UPDATE 2-Brazil growth estimate cut as inflation seen rising
* Worries of inflation persist despite slowdown
* Finance Minister Mantega vows fiscal discipline
* Inflation forecasts seen stabilizing at current level
* GDP growth estimate for 2011 seen on downward trend (Rewrites to add comments, context, new data throughout)
By Guillermo Parra-Bernal and Vanessa Stelzer
SAO PAULO, Aug 22 (Reuters) - Forecasts for Brazil's economic growth are being driven lower by its tighter monetary policy and a slowing global economy, a central bank survey showed on Monday, signaling a steeper-than-expected slowdown is looming.
The central bank survey found that forecasts for economic growth this year fell for a third week to a median 3.84 percent in the week ended Aug. 19.
Brazil's economy, the largest in Latin America, is showing signs of slowing after expanding in 2010 at the fastest pace in 24 years, growth that has led to higher interest rates in a bid to contain inflation.
While economists in the survey upped their inflation forecasts for this year for the first time in three weeks, projections for prices seem to be stabilizing at levels close to the central bank's ceiling of the inflation target for the year.
Finance Minister Guido Mantega on Monday vowed to keep a lid on budget spending to help tame inflation in an interview with local newspaper Valor Economico. [ID:nN1E77L03C]
Brazil's benchmark IPCA consumer price index will rise 6.28 percent in 2011, according to the central bank's Focus poll, slightly up from a 6.26 percent forecast the prior week. The central bank aims for inflation between 2.5 percent and 6.5 percent this year.
Both the decline in growth estimates and the stabilization of inflation predictions are in line with a rise in borrowing costs, a tightening of the local commercial lending market and a deterioration in the global economy that is clouding the scenario for local investment, analysts said.
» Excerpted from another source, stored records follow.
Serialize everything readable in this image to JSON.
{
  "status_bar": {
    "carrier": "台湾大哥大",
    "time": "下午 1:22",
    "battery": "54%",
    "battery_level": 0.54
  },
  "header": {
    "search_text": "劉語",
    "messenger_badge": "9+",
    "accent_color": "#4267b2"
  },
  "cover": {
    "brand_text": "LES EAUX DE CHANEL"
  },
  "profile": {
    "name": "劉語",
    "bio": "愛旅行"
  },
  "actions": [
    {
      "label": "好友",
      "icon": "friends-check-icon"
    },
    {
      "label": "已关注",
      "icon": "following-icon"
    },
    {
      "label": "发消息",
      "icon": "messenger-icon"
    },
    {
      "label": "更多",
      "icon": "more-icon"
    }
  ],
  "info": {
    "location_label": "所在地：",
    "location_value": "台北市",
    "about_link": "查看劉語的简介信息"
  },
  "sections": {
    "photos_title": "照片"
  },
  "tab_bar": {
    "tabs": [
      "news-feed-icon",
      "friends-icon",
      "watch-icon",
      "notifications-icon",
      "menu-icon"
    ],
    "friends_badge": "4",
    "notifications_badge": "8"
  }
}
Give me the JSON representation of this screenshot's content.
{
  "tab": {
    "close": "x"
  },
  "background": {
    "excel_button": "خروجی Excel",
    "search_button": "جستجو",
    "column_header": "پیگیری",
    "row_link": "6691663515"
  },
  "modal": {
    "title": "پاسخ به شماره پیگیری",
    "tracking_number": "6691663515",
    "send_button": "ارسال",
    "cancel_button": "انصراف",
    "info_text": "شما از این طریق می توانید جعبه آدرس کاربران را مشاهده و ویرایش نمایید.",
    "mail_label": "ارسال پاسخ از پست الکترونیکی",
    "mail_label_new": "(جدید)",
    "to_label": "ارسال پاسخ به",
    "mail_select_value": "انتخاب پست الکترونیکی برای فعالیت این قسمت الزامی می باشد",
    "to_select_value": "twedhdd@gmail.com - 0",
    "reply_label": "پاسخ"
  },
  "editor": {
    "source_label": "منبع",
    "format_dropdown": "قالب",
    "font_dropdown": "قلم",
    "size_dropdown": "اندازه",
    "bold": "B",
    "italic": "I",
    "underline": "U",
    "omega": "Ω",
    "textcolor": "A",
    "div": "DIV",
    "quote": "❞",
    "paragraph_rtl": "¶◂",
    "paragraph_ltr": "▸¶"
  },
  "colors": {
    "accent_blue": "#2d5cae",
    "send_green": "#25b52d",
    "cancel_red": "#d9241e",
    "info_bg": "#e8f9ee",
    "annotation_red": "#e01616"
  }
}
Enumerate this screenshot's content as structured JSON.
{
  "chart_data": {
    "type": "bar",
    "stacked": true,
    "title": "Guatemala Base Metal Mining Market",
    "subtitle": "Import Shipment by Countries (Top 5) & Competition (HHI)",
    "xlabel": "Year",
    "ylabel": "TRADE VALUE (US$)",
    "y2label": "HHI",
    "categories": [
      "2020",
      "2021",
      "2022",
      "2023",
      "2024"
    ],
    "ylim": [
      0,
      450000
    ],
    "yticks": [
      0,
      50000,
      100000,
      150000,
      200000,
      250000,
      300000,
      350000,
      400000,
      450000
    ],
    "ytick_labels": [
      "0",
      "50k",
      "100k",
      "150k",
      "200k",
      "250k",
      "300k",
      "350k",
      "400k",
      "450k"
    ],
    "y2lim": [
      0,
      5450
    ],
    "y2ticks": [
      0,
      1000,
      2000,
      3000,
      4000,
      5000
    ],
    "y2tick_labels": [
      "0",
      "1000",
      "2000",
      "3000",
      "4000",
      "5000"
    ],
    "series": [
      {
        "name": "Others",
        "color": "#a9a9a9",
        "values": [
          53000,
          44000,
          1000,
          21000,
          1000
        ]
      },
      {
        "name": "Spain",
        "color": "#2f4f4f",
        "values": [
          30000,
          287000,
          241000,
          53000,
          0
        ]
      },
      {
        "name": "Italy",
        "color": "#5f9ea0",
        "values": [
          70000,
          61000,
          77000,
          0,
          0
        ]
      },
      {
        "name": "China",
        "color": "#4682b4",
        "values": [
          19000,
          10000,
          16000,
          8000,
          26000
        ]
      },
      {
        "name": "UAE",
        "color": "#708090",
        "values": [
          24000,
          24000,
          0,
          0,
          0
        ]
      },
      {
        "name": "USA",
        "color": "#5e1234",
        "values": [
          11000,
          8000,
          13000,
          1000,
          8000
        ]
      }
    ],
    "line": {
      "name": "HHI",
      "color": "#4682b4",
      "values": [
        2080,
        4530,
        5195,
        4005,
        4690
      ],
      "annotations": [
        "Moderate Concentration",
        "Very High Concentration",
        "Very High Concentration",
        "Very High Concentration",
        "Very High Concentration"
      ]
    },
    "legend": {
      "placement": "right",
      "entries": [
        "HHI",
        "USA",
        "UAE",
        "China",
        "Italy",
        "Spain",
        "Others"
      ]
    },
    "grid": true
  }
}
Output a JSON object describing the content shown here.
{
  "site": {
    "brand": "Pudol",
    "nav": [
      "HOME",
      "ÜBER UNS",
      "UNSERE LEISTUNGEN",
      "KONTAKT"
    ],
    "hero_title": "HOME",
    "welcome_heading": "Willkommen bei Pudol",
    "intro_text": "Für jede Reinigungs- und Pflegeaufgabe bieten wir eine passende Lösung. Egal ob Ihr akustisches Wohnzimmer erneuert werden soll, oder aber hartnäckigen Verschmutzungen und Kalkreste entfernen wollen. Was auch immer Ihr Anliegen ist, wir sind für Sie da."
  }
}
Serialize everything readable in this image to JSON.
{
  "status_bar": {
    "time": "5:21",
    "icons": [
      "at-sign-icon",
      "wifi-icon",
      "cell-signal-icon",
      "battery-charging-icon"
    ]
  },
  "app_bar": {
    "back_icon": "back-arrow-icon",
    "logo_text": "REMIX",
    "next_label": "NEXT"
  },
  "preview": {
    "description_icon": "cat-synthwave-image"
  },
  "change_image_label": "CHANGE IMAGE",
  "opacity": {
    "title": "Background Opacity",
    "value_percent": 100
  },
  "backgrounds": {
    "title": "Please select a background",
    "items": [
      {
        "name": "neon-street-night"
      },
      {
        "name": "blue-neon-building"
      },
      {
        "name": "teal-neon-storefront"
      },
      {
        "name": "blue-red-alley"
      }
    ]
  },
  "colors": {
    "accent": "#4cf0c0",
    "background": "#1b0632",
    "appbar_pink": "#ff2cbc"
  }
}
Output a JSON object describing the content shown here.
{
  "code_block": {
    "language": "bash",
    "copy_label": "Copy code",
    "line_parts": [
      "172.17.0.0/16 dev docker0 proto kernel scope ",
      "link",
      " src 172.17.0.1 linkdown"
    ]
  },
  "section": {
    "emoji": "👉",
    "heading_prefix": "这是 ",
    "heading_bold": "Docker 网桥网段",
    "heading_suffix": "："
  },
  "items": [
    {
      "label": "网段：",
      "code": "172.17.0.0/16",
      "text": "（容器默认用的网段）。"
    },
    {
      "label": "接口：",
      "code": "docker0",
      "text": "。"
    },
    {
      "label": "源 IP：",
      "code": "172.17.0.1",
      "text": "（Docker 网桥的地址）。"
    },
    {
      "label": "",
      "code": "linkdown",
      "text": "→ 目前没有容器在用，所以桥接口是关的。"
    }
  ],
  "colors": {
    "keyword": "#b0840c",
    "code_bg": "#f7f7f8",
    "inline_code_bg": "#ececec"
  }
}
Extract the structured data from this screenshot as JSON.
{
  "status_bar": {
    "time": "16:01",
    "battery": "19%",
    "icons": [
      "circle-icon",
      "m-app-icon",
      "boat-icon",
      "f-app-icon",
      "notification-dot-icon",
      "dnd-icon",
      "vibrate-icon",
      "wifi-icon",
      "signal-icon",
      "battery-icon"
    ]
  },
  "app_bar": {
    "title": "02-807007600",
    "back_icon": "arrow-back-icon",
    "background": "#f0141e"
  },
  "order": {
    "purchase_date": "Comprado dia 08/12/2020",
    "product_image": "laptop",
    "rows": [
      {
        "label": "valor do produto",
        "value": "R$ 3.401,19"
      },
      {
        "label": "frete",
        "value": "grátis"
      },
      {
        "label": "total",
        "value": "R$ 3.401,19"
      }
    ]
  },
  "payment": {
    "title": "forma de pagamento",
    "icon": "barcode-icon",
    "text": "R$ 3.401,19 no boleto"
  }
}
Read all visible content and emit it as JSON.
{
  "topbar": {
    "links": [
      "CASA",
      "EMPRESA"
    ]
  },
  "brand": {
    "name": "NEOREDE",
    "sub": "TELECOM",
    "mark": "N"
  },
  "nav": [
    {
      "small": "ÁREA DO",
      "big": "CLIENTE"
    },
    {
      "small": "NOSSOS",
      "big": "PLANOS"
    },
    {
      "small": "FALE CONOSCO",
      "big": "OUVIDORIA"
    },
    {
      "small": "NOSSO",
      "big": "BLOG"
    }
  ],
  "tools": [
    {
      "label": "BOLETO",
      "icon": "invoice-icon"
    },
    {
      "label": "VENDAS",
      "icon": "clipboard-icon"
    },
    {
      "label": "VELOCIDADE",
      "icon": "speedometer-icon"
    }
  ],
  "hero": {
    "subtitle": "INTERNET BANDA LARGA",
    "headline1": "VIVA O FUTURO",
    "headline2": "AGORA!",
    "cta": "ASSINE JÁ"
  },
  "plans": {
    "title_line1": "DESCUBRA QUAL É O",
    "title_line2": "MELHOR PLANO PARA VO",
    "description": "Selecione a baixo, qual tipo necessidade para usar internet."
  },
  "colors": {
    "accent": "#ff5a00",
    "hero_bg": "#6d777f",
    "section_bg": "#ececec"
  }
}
"In our opinion, the joint impact of policy tightening already in the bag and global growth headwinds will entail a sharper growth slowdown than most observers seem ready for," Marcelo Carvalho, senior Brazil economist for BNP Paribas in Sao Paulo, said in a note to clients.
INFLATION FOR 2012
Reinforcing expectations of slowing growth, the year-end inflation forecast for 2012 fell for a third week to 5.20 percent from 5.23 percent, the survey showed. The forecast for inflation in the 12 months ahead slightly slowed to 5.43 percent from 5.44 percent in the prior week, the survey showed.
Economists in the survey kept unchanged for a second week their forecast for the year-end level of the benchmark overnight lending rate Selic at 12.50 percent. Rates are expected to end 2012 at the same level.
Some economists say rates should be increased further to drive down inflation quicker to within the target range. Under Central Bank President Alexandre Tombini's plan, consumer prices will only drop toward 4.5 percent -- the mid-point of the government's inflation target -- by the end of next year.
Brazil's central bank has raised the Selic rate five times so far this year, by a cumulative 175 basis points to 12.5 percent.
But economists including Carvalho are increasing their bets on a possible rate cut as early as next month -- as signaled by the yield on the interest-rate future contracts that matures next month.
The yield on the October contract DIJV1 is trading on Monday at 12.33 percent -- 17 basis points below the current level of the Selic. The rate futures contracts are widely used in Brazil as a gauge of the Selic's future levels.
"We expect the next policy move will be a rate cut, already in 2011, unlike the consensus view of rates unchanged throughout the forecast horizon," Carvalho said.
Government data showed Friday that annual inflation through the middle of August, measured by the trailing 12-month IPCA index, accelerated to 7.10 percent -- well above the 6.5 percent ceiling of the government's target range.
Some economists have blamed Mantega's policies for exacerbating price increases by boosting government demand for goods and services.
In the Valor interview, Mantega said that the times of conflicting fiscal and monetary policies "are over," signaling that the government will seek to contain expenses when economic growth is accelerating.
Brazilian officials will likely continue to struggle with high inflation in coming months, even as economic growth shows signs of flattening due to a relatively high consumer debt load and contagion from the global crisis.